Lately I am convinced that in addition to the effects of untreated mental illness, N died from fear, shame, and ignorance. Fear of failure at college and at making his way in the adult world. Fear of another debilitating anxiety attack. Fear that he was losing his mind and would lose control of his life if he went the route of doctors, medications, and hospitals. Shame at the prospect of being mentally ill and needing medication. Shame that he was unable to “man up” to his problem and that others (“everybody at college”) knew something was wrong with him.
The ignorance belongs to all of us. To N about the possibilities of managing depression and anxiety and riding the ups and downs of young adulthood. To us his family about the nature of major depression, the severity of N’s despair, and the warning signs for suicide risk. To some of his friends who, like him, believed they could handle psychological crisis on their own without involving parents or professionals. To professionals, who—like family and friends-- only saw one small part of the elephant that was consuming N and did not consider him a suicide risk. To the fields of psychology, psychiatry and public health that still know so little about suicide and how to prevent it.
I know now that my own ignorance arose from fear of what I might learn. Why else would I start looking up bipolar disorder and psychosis online, only to stop after 30 minutes when it became too scary and confusing? Why wouldn’t it even occur to me to look up suicide risk? My ignorance also came from assuming too much and seeing my son through the cloud of those assumptions. I assumed that I knew enough about depression and mental health. I assumed that, like me, N could experience depression and still function in the world with his life force intact. I assumed that, like me, being exposed to suicide at an early age would make him stronger and more determined to live a good life. (I lost my father to suicide when I was 26; N lost a close friend to suicide when he was 19. More on this in future posts.) I didn’t know that major depression could be a terminal disease or that losing a loved one to suicide elevates one’s own risk for suicidal thoughts and acts.
And the most profound and troubling ignorance for a parent: I didn’t know about my child’s inner feelings and psychiatric history—the many things he didn’t tell us that we only learned in our desperate investigations after his death. And even more things we still don’t know and will never know about what he was thinking and feeling.

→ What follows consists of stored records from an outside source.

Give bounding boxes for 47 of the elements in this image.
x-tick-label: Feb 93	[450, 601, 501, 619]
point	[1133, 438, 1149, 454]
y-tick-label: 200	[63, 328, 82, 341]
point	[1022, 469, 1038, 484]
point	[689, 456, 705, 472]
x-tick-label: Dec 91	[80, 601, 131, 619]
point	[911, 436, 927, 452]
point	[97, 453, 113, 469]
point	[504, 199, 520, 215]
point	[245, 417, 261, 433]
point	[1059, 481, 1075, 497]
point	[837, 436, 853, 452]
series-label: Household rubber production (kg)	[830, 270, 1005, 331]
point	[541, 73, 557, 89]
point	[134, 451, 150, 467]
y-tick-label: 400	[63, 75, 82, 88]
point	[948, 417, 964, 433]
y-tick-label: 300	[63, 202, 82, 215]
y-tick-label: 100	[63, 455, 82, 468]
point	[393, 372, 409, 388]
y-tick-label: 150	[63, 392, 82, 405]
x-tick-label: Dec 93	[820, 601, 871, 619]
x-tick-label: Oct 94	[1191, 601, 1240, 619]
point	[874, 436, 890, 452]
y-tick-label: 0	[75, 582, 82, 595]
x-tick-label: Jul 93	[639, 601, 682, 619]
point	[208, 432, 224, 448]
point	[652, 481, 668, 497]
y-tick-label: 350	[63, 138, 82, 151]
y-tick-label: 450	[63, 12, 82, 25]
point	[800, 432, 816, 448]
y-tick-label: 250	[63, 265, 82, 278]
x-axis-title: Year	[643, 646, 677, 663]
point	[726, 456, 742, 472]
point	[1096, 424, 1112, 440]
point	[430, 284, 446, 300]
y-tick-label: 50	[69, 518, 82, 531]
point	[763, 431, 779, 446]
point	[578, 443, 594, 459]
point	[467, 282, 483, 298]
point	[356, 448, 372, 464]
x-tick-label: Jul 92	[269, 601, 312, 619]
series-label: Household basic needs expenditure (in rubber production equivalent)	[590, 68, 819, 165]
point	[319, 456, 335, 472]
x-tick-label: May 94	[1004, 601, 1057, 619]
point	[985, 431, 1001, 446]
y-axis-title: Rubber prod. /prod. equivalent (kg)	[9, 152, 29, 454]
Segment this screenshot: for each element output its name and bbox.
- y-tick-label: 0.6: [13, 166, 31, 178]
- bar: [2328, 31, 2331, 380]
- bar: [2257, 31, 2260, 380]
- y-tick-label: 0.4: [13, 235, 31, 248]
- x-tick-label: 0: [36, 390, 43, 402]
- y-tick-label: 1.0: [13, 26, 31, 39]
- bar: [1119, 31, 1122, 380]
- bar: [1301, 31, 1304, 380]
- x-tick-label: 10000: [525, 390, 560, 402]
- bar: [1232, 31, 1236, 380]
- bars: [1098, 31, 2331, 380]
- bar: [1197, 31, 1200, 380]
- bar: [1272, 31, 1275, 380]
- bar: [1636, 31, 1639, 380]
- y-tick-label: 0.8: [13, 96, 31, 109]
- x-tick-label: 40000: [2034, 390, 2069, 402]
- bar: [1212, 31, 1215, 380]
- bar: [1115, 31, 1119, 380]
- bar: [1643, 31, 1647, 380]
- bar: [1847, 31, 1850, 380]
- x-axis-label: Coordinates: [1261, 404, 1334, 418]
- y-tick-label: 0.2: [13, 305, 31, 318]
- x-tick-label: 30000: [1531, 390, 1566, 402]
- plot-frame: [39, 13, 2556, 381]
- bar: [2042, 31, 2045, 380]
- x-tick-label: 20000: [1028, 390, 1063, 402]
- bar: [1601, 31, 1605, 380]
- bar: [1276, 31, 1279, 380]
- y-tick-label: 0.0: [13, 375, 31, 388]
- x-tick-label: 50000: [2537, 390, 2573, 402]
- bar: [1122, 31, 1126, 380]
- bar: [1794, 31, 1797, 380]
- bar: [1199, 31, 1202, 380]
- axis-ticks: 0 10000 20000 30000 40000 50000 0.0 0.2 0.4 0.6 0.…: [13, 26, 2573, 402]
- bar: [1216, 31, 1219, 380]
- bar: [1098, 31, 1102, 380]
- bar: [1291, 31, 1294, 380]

My therapist says you can only know what you know at the time; you cannot read your child’s mind, especially when they are a rebellious young adult; we are none of us all-knowing. Yes, I know this in some corner of my mind. But what we don’t know hurts us, even destroys us.
The other day I went to a lecture on depression sponsored by the local chapter of NAMI (National Alliance on Mental Illness). I learned how much I didn’t know and how determined I am now to know more and ensure that others know more. If I had been sitting there at NAMI a year ago, would it have made a difference? In my behavior and understanding, I hope, yes. In N’s behavior, we can hope but never know.